PIRSIQ

Project Speaker: Rupert Klein
Project Members: Cezar Ionescu, Nicola Botta, all PIK Members
Funding: PIK

PIK’s interdisciplinary research goals necessitate a conscious activity aiming at the development of common or at least overlapping, priorities and notions of quality. PIRSIQ has supported this development by initiating cross-disciplinary discussions and philosophical reflections on our research work.

Research at PIK involves a number of difficulties inherent in our objects of study, which are complex and inhomogeneous in terms of the disciplines concerned. Thus, they lead to the necessity of each department playing simultaneous roles as supporter and scientific leader of a project. These difficulties, while also being at the core of the former PIKuliar Culture ToPIK, today's Research Domain IV, are NOT at the core of the PIRSIQ project. In contrast, we focus on contingent complexity due to, among other things, different languages, metaphysical concepts, sets of priorities, and educational backgrounds. But this troublesome diversity is actually one of our most important assets and the very basis of the PIRSIQ project.

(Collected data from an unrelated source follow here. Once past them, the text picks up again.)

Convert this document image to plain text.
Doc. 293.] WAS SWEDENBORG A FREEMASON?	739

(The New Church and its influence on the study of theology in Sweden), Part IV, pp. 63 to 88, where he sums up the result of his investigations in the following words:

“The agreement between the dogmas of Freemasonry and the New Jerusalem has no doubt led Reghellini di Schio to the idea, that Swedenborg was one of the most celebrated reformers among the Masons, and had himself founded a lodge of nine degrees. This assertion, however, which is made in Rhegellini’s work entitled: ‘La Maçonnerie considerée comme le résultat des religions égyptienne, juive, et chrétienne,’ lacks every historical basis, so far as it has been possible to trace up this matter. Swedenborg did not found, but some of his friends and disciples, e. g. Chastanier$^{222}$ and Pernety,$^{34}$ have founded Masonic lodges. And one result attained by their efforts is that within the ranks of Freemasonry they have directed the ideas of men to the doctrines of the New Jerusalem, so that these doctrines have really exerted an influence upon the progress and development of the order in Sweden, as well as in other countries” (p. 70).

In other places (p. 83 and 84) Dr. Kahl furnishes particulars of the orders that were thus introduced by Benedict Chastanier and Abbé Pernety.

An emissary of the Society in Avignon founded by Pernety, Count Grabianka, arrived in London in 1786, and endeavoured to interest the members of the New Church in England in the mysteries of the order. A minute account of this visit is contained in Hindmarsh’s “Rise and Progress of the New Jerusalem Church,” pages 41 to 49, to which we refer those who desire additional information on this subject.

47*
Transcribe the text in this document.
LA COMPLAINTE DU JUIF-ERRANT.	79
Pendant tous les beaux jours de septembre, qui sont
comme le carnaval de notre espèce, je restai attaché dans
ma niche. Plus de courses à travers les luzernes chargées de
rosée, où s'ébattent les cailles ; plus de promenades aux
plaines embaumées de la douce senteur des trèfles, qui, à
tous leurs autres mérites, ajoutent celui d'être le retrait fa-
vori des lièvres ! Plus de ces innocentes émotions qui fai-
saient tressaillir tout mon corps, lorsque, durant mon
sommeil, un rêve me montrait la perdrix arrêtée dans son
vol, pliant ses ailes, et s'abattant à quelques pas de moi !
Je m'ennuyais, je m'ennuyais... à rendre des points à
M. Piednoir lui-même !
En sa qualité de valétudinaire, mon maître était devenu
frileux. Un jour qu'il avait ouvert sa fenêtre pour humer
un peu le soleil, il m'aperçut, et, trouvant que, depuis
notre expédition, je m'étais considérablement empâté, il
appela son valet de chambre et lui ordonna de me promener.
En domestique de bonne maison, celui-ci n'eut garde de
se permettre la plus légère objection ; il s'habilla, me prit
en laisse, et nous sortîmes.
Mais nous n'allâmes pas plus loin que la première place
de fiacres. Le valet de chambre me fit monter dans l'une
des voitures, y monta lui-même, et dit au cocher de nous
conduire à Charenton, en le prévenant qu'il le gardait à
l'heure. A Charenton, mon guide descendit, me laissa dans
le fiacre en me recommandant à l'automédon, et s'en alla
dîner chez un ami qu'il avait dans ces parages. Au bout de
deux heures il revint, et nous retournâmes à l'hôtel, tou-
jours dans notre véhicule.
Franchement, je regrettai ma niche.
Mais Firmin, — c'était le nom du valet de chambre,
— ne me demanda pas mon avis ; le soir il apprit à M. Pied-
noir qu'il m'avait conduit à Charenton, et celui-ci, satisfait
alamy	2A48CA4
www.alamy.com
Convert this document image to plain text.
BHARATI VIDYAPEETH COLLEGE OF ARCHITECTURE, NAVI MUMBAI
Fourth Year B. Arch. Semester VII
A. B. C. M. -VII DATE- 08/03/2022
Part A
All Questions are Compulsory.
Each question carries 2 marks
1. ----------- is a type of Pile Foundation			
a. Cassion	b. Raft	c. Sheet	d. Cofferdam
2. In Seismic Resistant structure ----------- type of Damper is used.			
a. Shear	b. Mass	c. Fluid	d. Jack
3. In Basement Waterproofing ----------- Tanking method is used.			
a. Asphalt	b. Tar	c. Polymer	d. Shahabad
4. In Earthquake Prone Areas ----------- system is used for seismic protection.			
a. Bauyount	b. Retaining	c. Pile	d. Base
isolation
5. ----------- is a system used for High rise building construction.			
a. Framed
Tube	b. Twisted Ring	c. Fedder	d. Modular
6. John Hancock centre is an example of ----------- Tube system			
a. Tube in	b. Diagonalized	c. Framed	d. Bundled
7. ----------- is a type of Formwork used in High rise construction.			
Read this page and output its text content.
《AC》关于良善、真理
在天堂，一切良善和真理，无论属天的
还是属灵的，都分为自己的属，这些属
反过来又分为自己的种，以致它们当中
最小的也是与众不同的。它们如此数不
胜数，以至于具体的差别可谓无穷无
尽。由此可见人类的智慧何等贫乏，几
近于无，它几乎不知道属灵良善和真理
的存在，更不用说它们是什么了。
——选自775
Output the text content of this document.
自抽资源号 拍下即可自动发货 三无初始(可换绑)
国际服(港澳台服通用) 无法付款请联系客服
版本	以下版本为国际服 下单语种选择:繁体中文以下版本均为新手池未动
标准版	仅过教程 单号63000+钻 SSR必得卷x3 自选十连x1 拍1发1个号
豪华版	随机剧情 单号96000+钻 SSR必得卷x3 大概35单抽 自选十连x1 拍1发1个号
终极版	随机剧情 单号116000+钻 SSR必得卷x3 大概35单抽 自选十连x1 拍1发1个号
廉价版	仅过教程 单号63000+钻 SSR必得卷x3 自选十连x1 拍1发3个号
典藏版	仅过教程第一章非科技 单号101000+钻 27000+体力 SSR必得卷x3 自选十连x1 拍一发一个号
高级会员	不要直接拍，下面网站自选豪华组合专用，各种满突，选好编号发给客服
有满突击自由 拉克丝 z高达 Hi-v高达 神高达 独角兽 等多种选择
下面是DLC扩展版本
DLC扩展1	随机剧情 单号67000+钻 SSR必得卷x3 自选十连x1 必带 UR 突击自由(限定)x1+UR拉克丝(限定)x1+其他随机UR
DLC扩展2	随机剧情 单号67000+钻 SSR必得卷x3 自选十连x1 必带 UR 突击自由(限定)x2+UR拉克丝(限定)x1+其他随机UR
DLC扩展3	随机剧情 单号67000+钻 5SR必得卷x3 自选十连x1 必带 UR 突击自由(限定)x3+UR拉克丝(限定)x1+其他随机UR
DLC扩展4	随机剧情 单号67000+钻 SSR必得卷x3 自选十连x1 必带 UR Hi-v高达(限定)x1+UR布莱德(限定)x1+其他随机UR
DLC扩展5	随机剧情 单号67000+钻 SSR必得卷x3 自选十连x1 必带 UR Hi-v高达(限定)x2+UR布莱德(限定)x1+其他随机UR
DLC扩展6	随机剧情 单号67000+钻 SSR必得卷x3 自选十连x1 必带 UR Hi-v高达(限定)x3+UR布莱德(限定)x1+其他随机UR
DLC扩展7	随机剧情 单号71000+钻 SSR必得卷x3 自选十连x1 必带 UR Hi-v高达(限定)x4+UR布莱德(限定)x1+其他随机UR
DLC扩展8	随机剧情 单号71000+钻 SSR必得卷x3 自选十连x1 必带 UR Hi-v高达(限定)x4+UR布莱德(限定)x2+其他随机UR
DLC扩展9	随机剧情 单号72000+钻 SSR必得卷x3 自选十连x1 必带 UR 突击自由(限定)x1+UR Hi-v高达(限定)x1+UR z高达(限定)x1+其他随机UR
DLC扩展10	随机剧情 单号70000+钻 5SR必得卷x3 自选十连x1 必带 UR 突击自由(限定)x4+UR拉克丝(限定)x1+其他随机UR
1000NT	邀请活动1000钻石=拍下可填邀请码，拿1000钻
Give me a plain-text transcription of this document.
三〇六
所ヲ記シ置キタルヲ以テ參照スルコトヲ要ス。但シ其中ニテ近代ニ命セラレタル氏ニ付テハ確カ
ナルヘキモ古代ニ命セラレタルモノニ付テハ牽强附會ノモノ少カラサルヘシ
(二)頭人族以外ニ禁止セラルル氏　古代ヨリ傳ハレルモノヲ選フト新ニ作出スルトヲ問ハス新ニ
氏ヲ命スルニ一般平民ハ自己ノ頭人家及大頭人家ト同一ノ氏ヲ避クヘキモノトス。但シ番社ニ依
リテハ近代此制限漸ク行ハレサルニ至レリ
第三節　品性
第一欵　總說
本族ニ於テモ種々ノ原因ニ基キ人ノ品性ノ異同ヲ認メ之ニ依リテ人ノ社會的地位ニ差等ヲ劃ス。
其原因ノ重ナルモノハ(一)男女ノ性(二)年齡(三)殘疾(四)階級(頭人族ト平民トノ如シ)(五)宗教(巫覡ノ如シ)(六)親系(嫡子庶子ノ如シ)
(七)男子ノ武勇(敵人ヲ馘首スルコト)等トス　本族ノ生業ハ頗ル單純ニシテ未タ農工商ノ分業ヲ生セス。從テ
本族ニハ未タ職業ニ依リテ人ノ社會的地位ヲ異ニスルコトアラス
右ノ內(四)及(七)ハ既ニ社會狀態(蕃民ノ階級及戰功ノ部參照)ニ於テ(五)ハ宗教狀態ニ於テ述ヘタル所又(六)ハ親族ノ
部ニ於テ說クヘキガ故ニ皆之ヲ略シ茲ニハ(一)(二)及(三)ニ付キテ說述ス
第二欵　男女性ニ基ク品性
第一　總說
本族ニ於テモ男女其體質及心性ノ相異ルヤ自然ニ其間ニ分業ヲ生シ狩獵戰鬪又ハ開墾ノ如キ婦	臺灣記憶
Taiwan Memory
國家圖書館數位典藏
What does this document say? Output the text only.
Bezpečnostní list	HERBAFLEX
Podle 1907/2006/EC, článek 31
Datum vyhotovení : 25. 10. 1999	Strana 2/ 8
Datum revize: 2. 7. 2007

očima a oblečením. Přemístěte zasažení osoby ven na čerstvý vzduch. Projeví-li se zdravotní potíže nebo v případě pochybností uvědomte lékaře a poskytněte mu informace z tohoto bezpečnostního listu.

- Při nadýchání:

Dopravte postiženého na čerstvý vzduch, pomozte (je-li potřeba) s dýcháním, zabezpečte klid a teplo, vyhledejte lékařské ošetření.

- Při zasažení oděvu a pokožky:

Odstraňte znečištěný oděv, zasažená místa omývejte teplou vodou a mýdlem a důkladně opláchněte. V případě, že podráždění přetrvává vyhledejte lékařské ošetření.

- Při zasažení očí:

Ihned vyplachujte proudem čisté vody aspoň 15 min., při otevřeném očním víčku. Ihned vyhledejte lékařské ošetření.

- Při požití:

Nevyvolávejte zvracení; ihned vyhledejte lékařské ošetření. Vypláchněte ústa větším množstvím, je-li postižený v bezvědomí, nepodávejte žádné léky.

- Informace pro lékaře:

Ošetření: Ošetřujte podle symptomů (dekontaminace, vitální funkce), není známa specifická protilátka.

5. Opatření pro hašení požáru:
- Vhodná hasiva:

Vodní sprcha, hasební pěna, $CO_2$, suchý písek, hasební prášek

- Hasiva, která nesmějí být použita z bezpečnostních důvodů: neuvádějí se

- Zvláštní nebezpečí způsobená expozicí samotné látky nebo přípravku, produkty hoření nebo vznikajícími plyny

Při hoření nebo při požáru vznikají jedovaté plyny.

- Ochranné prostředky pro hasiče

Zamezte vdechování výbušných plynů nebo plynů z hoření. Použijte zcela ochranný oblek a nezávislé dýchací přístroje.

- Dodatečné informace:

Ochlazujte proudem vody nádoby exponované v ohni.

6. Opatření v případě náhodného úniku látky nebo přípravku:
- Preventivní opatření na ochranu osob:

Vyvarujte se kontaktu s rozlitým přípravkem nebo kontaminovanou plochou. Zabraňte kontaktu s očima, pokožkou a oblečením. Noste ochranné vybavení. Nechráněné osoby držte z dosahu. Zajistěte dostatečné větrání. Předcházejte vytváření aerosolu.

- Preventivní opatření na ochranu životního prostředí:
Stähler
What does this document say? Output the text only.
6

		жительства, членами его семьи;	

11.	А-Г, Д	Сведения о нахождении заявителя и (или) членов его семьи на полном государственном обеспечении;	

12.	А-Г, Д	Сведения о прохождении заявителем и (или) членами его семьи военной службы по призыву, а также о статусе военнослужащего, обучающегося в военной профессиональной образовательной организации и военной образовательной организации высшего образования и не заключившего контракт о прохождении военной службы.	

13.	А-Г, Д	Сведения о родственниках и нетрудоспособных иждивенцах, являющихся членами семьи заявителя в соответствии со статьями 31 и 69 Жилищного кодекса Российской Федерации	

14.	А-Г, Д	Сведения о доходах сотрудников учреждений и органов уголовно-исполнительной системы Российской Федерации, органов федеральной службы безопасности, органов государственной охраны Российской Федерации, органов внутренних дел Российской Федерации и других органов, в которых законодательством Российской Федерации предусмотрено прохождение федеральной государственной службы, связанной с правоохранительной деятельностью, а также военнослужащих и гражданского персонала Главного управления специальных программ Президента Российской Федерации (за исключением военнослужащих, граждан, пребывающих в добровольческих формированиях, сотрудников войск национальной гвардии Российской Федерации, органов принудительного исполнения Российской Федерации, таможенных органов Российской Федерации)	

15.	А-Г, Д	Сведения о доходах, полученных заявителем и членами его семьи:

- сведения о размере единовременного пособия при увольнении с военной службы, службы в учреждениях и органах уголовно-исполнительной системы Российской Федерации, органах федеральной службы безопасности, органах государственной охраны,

In Zen and the Art of Motorcycle Maintenance, Robert Pirsig demonstrated how the concept of Quality can be an essential one in the attempt to reconcile the seemingly orthogonal "romantic/artistic" and "scientific/technological" world views. It is reasonable to expect that this concept will also prove useful to our task of fostering interdisciplinary research work at PIK. Within this project we have initiated several activities in order to foster the PIK-internal scientific dialogue.

PIRSIQ Seminar

In the framework of this seminar we have invited external speakers as well as members of the institute to provide their views on topics related to PIRSIQ’s overall goals. Seminar titles ranged from "Object-oriented software design" (Bertrand Meyer, inventor of the Eiffel programming language), via "State of the art of climate model validation" (Andrey Ganopolski, developer of CLIMBER, the intermediate complexity climate model), "Remarks about model validation" (Nicola Botta, member of Data & Computation's Scientific Computing group), "Translating language and numbers to describe climate change risks" (Antony Patt, Boston University and PIK) to "Wittgenstein and the idea of an Empire" (Carlo Jaeger, head of Global Change and Social Systems at PIK).

Cartesian Seminar

Our research requires an in-depth exchange of ideas and information among scientists from various disciplines. Each discipline, however, generally increases the efficiency of internal discourse by developing its own abbreviations, and by relying on a presumed contextual background. As the specifics of these specializations are rarely spelled out explicitly, they often impede an efficient interdisciplinary dialogue. Within the Cartesian Seminar we counteract this difficulty by exercising our communication skills. We discuss short texts of general interest to PIK’s research at a very detailed level, the goal being a common, clear understanding of the text among the small group of participants. Among the texts studied were parts of Hilary Putnam’s The Many Faces of Realism, an introductory chapter from Self-similarity: Similarity and Intermediate Asymptotics by Grigary Isaakovich Barenblatt, "Notes on the Theory of Choice" by M. Krebs, and a note on Domains of Discourse by Carlo Jaeger.

Scientific Training

The project also organized lectures on applied mathematics. Among them were an introductory course on "Dynamical Systems" by Yuri Svirezhev, PIK, and a series on "Multi-valued Logics and Applications" by Paul Flondor "Politehnica" University of Bucharest, who has been a regular visitor at PIK as a PIRSIQ guest since 2003.